Observation #4: Helianthus

YIELD GUIDE

A little over a year ago I first encountered a poem by Marie Howe, “Annunciation.”

Even if I don’t see it again—nor ever feel it
I know it is—and that if once it hailed me
it ever does—

And so it is myself I want to turn in that direction
not as toward a place, but it was a tilting
within myself,

as one turns a mirror to flash the light to where 
it isn’t—I was blinded like that—and swam
in what shone at me

only able to endure it by being no one and so 
specifically myself I thought I’d die
from being loved like that.

Before blooming, when the flowers are just beginning to bud, young sunflowers track the movement of the sun. The plant heads—sap-green, spiky, lion-maned— tilt toward the sun at dawn, following its path across the sky, reorienting eastward at night to prepare for the sun’s arrival the next day.
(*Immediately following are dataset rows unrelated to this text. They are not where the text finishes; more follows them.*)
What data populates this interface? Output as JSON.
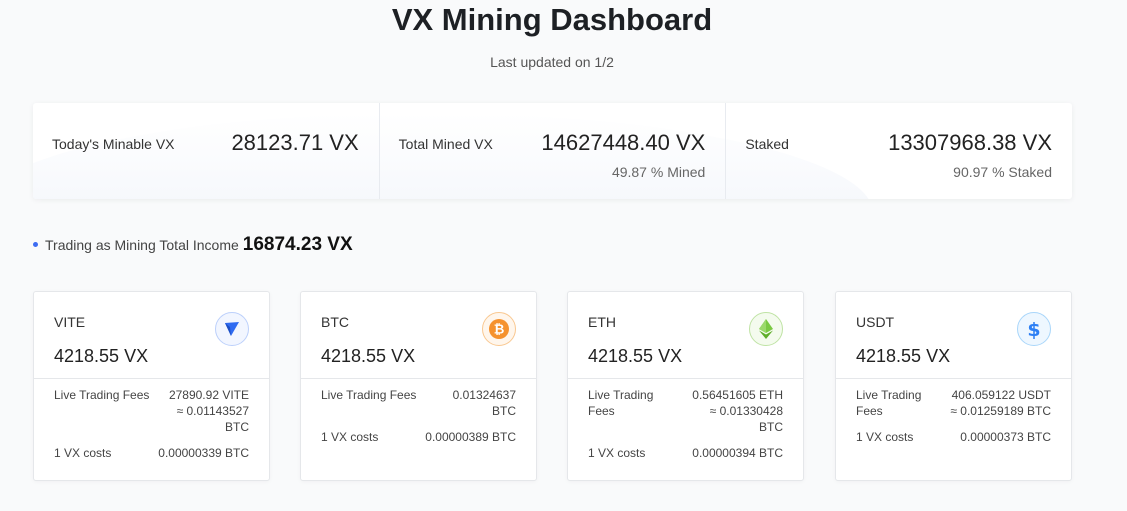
{
  "header": {
    "title": "VX Mining Dashboard",
    "subtitle": "Last updated on 1/2"
  },
  "stats": [
    {
      "label": "Today's Minable VX",
      "value": "28123.71 VX",
      "sub": ""
    },
    {
      "label": "Total Mined VX",
      "value": "14627448.40 VX",
      "sub": "49.87 % Mined"
    },
    {
      "label": "Staked",
      "value": "13307968.38 VX",
      "sub": "90.97 % Staked"
    }
  ],
  "income": {
    "label": "Trading as Mining Total Income",
    "value": "16874.23 VX"
  },
  "cards": [
    {
      "name": "VITE",
      "icon": "vite-icon",
      "color": "#2f6bf1",
      "amount": "4218.55 VX",
      "fee_label": "Live Trading Fees",
      "fee_value": "27890.92 VITE",
      "fee_btc": "≈ 0.01143527 BTC",
      "cost_label": "1 VX costs",
      "cost_value": "0.00000339 BTC"
    },
    {
      "name": "BTC",
      "icon": "bitcoin-icon",
      "color": "#f5922e",
      "amount": "4218.55 VX",
      "fee_label": "Live Trading Fees",
      "fee_value": "0.01324637 BTC",
      "fee_btc": "",
      "cost_label": "1 VX costs",
      "cost_value": "0.00000389 BTC"
    },
    {
      "name": "ETH",
      "icon": "ethereum-icon",
      "color": "#7ac943",
      "amount": "4218.55 VX",
      "fee_label": "Live Trading Fees",
      "fee_value": "0.56451605 ETH",
      "fee_btc": "≈ 0.01330428 BTC",
      "cost_label": "1 VX costs",
      "cost_value": "0.00000394 BTC"
    },
    {
      "name": "USDT",
      "icon": "dollar-icon",
      "color": "#2d9cf4",
      "amount": "4218.55 VX",
      "fee_label": "Live Trading Fees",
      "fee_value": "406.059122 USDT",
      "fee_btc": "≈ 0.01259189 BTC",
      "cost_label": "1 VX costs",
      "cost_value": "0.00000373 BTC"
    }
  ]
}
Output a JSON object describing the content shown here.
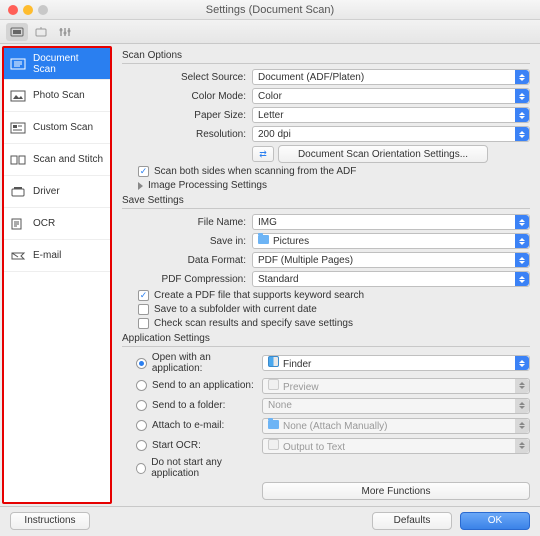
{
  "window": {
    "title": "Settings (Document Scan)"
  },
  "sidebar": {
    "items": [
      {
        "label": "Document Scan"
      },
      {
        "label": "Photo Scan"
      },
      {
        "label": "Custom Scan"
      },
      {
        "label": "Scan and Stitch"
      },
      {
        "label": "Driver"
      },
      {
        "label": "OCR"
      },
      {
        "label": "E-mail"
      }
    ]
  },
  "sections": {
    "scan_options": "Scan Options",
    "save_settings": "Save Settings",
    "app_settings": "Application Settings"
  },
  "scan": {
    "select_source_label": "Select Source:",
    "select_source_value": "Document (ADF/Platen)",
    "color_mode_label": "Color Mode:",
    "color_mode_value": "Color",
    "paper_size_label": "Paper Size:",
    "paper_size_value": "Letter",
    "resolution_label": "Resolution:",
    "resolution_value": "200 dpi",
    "orientation_btn": "Document Scan Orientation Settings...",
    "scan_both_sides": "Scan both sides when scanning from the ADF",
    "image_processing": "Image Processing Settings"
  },
  "save": {
    "file_name_label": "File Name:",
    "file_name_value": "IMG",
    "save_in_label": "Save in:",
    "save_in_value": "Pictures",
    "data_format_label": "Data Format:",
    "data_format_value": "PDF (Multiple Pages)",
    "pdf_compression_label": "PDF Compression:",
    "pdf_compression_value": "Standard",
    "create_pdf": "Create a PDF file that supports keyword search",
    "save_subfolder": "Save to a subfolder with current date",
    "check_results": "Check scan results and specify save settings"
  },
  "app": {
    "open_with": "Open with an application:",
    "open_with_value": "Finder",
    "send_to_app": "Send to an application:",
    "send_to_app_value": "Preview",
    "send_to_folder": "Send to a folder:",
    "send_to_folder_value": "None",
    "attach_email": "Attach to e-mail:",
    "attach_email_value": "None (Attach Manually)",
    "start_ocr": "Start OCR:",
    "start_ocr_value": "Output to Text",
    "do_not_start": "Do not start any application",
    "more_functions": "More Functions"
  },
  "footer": {
    "instructions": "Instructions",
    "defaults": "Defaults",
    "ok": "OK"
  }
}
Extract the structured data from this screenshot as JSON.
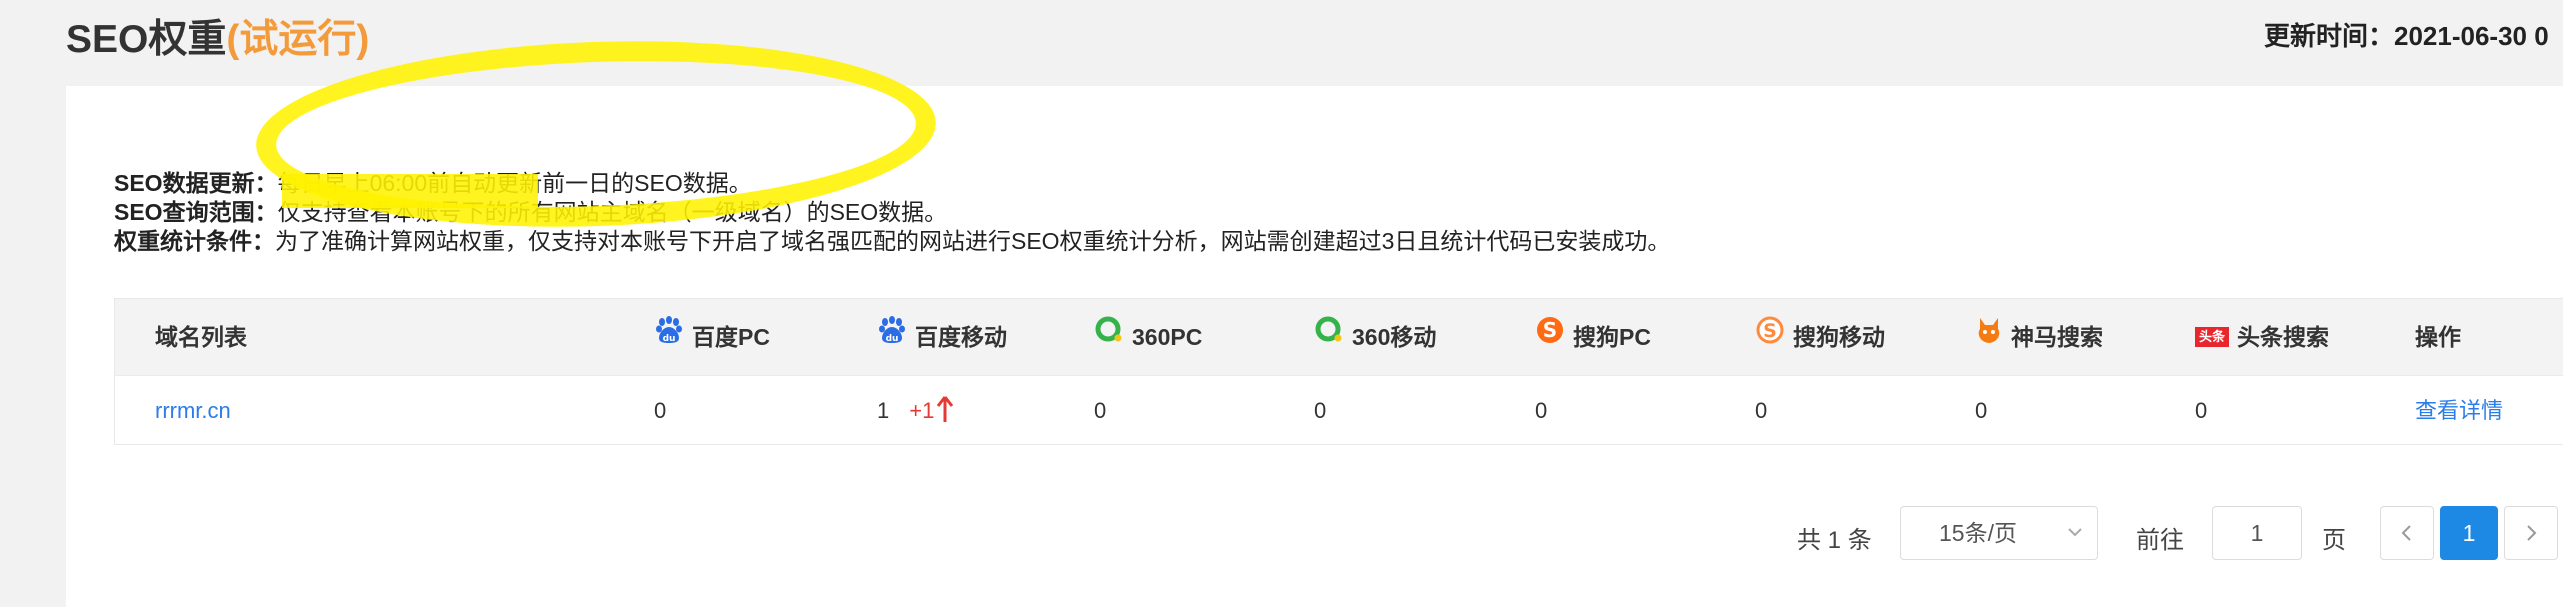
{
  "header": {
    "title": "SEO权重",
    "trial": "(试运行)",
    "update_label": "更新时间：",
    "update_value": "2021-06-30 0"
  },
  "info": [
    {
      "label": "SEO数据更新：",
      "text": "每日早上06:00前自动更新前一日的SEO数据。"
    },
    {
      "label": "SEO查询范围：",
      "text": "仅支持查看本账号下的所有网站主域名（一级域名）的SEO数据。"
    },
    {
      "label": "权重统计条件：",
      "text": "为了准确计算网站权重，仅支持对本账号下开启了域名强匹配的网站进行SEO权重统计分析，网站需创建超过3日且统计代码已安装成功。"
    }
  ],
  "table": {
    "columns": {
      "domain": "域名列表",
      "baidu_pc": "百度PC",
      "baidu_mobile": "百度移动",
      "s360_pc": "360PC",
      "s360_mobile": "360移动",
      "sogou_pc": "搜狗PC",
      "sogou_mobile": "搜狗移动",
      "shenma": "神马搜索",
      "toutiao": "头条搜索",
      "action": "操作"
    },
    "toutiao_badge": "头条",
    "rows": [
      {
        "domain": "rrrmr.cn",
        "baidu_pc": "0",
        "baidu_mobile": "1",
        "baidu_mobile_delta": "+1",
        "s360_pc": "0",
        "s360_mobile": "0",
        "sogou_pc": "0",
        "sogou_mobile": "0",
        "shenma": "0",
        "toutiao": "0",
        "action": "查看详情"
      }
    ]
  },
  "pagination": {
    "total_prefix": "共",
    "total": "1",
    "total_suffix": "条",
    "page_size": "15条/页",
    "goto_label": "前往",
    "goto_value": "1",
    "goto_suffix": "页",
    "current_page": "1"
  },
  "colors": {
    "accent": "#1e88e5",
    "trial": "#f39a3a",
    "increase": "#e53935",
    "highlight": "#fff300"
  }
}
As the sunflower gradually opens, revealing its tightly furled petals, the flower head continues to track across the sky, receiving the light and warmth of the sun, until it has completely bloomed, displaying that familiar fanfare of yellow petals. Fully opened sunflowers do not move but face east, positioned to receive the first hours of morning sunlight, which also helps to attract pollinators, like hummingbirds and native bees. 

The sunflower, Helianthus spp., turns not with its whole body but with its stem, growth hormones increasing on either side of the flower head in response to sun exposure. This means that as the plant grows taller it is the growth itself that makes it change direction. Like eyes scanning a page, it moves back and forth, its shaggy head following the sun, which it knows without knowing to follow.